Gosling’s role, for instance, is to take the “dirt is good” advertisement theme for Hindustan Unilever Ltd’s laundry products, and interpret it for different overseas markets. He also steers Lifebuoy and Fair n Lovely for India and globally.
The regional prefixes, on the other hand, reflect the increasing relevance of Indian agencies within their networks. Various Indian agencies are now hubs within their international networks, and that is reflected in the “regional” prefix to job titles such as creative director. These designation shifts are, of course, dependent on the multinational agencies’ structure and focus. For advertisers such as Unilever and Johnson & Johnson Ltd, India is emerging as a focus area. And, for an IBM Worldwide, Sara Lee Corp., or Procter & Gamble Co., the regional hub is still Singapore. So, their ad hubs would still be around this area, observes Misra. Still, more multinationals are setting up regional base in India, and regional designations will increase.

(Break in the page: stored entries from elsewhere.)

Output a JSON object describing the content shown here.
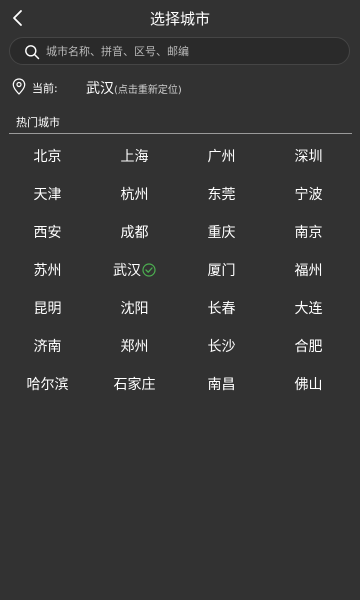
{
  "header": {
    "title": "选择城市",
    "back_icon": "chevron-left-icon"
  },
  "search": {
    "placeholder": "城市名称、拼音、区号、邮编",
    "value": "",
    "icon": "search-icon"
  },
  "location": {
    "label": "当前:",
    "city": "武汉",
    "hint": "(点击重新定位)",
    "icon": "map-pin-icon"
  },
  "hot_cities": {
    "title": "热门城市",
    "selected": "武汉",
    "selected_icon": "check-circle-icon",
    "accent_color": "#4caf50",
    "items": [
      {
        "name": "北京"
      },
      {
        "name": "上海"
      },
      {
        "name": "广州"
      },
      {
        "name": "深圳"
      },
      {
        "name": "天津"
      },
      {
        "name": "杭州"
      },
      {
        "name": "东莞"
      },
      {
        "name": "宁波"
      },
      {
        "name": "西安"
      },
      {
        "name": "成都"
      },
      {
        "name": "重庆"
      },
      {
        "name": "南京"
      },
      {
        "name": "苏州"
      },
      {
        "name": "武汉"
      },
      {
        "name": "厦门"
      },
      {
        "name": "福州"
      },
      {
        "name": "昆明"
      },
      {
        "name": "沈阳"
      },
      {
        "name": "长春"
      },
      {
        "name": "大连"
      },
      {
        "name": "济南"
      },
      {
        "name": "郑州"
      },
      {
        "name": "长沙"
      },
      {
        "name": "合肥"
      },
      {
        "name": "哈尔滨"
      },
      {
        "name": "石家庄"
      },
      {
        "name": "南昌"
      },
      {
        "name": "佛山"
      }
    ]
  }
}
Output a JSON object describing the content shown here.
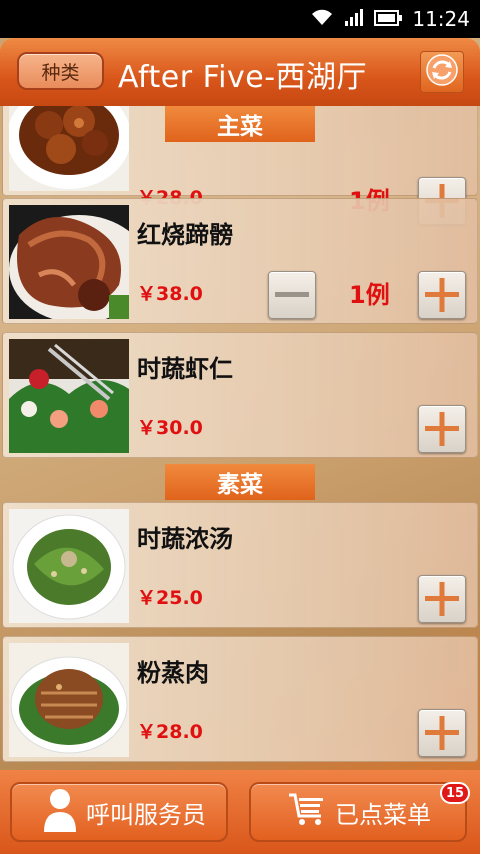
{
  "status_bar": {
    "time": "11:24"
  },
  "header": {
    "category_label": "种类",
    "title": "After Five-西湖厅",
    "refresh_icon": "refresh-icon"
  },
  "sections": [
    {
      "label": "主菜"
    },
    {
      "label": "素菜"
    }
  ],
  "dishes": [
    {
      "name": "",
      "price": "￥28.0",
      "qty": "1例",
      "image": "braised-pork"
    },
    {
      "name": "红烧蹄髈",
      "price": "￥38.0",
      "qty": "1例",
      "image": "braised-pork-knuckle"
    },
    {
      "name": "时蔬虾仁",
      "price": "￥30.0",
      "qty": "",
      "image": "vegetable-shrimp"
    },
    {
      "name": "时蔬浓汤",
      "price": "￥25.0",
      "qty": "",
      "image": "vegetable-soup"
    },
    {
      "name": "粉蒸肉",
      "price": "￥28.0",
      "qty": "",
      "image": "steamed-pork"
    }
  ],
  "bottom_bar": {
    "call_waiter_label": "呼叫服务员",
    "ordered_label": "已点菜单",
    "ordered_count": "15"
  },
  "colors": {
    "accent": "#e0631c",
    "price": "#e01010"
  }
}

Raising the value of a designation serves another purpose: that of stemming the attrition rates, now hovering at 25% in the industry. Redefining roles scales up opportunities for promotions.
It is for this reason, perhaps, that all sectors and markets have seen a mushrooming of new labels. FCB-Ulka’s? Parameswaran?cites ?how telecom has a COO in each circle, earlier called regional officer or circle officer. His peer in manufacturing is now chief growth officer. Technology firms have new designations such as chief information officer or chief technology officer.
Advertising is getting top-heavy, since many agencies have multiple top-level positions as they diversify across various specialized areas. Madison World, for instance, has four units, each headed by a COO; JWT India has two NCDs; and Leo Burnett has six executive creative directors. “This dilutes the overall impact of that role,” says Misra.
Mudra’s Menon echoes the same misgivings. “If a company devalues designations, then it just gives a poor impression to the outside world. Rewarding under-qualified people will only steer away clients.”
There could, however, be merits to multiple designations. Sam Balsara, chairman, Madison Media Group, says this division helps “bring greater focus on the clients’ business, greater accountability, a sense of leadership.”.
Multiple roles can also ease intense work pressure. Sridhar recalls how, two decades ago, an NCD would only pay a cursory visit to the client’s office. “Today, clients want the NCD to be personally involved, but he/she cannot manage 30 clients or more. Hence, there is an emerging layer of executive creative directors who take over the mandate. Similarly, having joint NCDs and the like doesn’t devalue the position.”
Meanwhile, dual roles across disciplines and regions are in fashion. Leo Burnett’s Sridhar expects more new designations to pop up within strategy and ideation. “Who knows? Tomorrow, an NCD may double up as a managing director.”